[Yum] Yum speedup

Jochen Wiedmann jochen.wiedmann at gmail.com
Wed Mar 29 07:02:30 UTC 2006


On 3/29/06, seth vidal <skvidal at linux.duke.edu> wrote:

> wouldn't that mean you'd need a hostname and txt entry for each
> repository on a server?

Even worse, you'd need one for any software package. :-) But that
would not be a problem: The server could serve its replies from a
single large text file, or at least from one text file per repository,
however you like it.

I see other problems, though:

- Software package names aren't made for mapping to DNS names. I'd strongly
  suspect that one would run into problems, sooner or later.
- DNS is quite an unusual technology for these kind of things. While people are
  used to running an HTTP or FTP mirror, it would be quite difficult to convince
  them that they'd need to run a DNS server.
- The length of host names in DNS is restricted to, I believe, 255
characters. (Any-
  one said "C"? :-) I'd expect that such a system would require looong names,
  sooner, or later.
- A single DNS lookup is fast, of course. However, I do not see that a single
  lookup could be sufficient for yum. The typical operations (update
and install)
  require checking of dependencies, aka header files. And these *must not* be
  transferred via a series of UDP packets.

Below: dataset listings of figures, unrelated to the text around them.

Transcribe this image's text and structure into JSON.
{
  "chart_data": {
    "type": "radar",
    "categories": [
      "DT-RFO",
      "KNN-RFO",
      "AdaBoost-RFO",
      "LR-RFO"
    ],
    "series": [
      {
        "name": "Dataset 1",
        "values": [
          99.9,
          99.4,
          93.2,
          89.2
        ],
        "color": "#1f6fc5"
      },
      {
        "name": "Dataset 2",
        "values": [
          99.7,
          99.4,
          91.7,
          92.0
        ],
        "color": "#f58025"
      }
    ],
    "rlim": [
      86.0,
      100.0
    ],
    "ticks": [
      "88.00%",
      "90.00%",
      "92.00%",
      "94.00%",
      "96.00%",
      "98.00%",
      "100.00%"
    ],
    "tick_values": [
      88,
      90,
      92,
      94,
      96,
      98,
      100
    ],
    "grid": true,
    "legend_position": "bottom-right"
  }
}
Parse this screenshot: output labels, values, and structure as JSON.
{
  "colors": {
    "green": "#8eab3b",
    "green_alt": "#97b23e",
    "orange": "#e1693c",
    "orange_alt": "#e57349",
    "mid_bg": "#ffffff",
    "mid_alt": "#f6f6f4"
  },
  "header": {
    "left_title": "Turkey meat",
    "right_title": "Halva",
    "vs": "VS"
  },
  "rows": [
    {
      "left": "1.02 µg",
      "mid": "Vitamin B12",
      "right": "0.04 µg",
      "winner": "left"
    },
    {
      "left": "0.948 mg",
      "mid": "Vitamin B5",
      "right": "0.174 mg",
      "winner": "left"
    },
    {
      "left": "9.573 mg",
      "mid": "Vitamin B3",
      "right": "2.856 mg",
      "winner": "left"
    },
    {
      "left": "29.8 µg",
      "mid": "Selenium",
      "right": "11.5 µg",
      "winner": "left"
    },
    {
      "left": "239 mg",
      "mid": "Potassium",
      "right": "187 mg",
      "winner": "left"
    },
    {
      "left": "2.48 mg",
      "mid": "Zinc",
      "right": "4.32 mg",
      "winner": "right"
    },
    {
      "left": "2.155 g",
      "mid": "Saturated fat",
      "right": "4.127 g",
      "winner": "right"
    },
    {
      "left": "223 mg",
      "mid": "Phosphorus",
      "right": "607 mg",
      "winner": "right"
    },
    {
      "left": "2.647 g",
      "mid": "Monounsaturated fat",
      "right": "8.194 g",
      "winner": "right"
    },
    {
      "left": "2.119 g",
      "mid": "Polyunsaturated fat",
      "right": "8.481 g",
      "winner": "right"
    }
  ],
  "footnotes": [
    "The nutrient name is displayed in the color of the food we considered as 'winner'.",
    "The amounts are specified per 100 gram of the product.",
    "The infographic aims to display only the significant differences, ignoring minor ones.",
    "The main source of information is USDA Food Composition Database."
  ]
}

Personally, I'd propose a different approach. While up-to-date
versions do really matter when I am fetching security updates, they
are typically less important when doing an "install". It could be
configurable, how frequently yum updates its cached lists, depending
on the operation. For example, I could configure "every time" for
"update", and "two weeks" for "install".


Jochen

--
Whenever you find yourself on the side of the
majority, it is time to pause and reflect.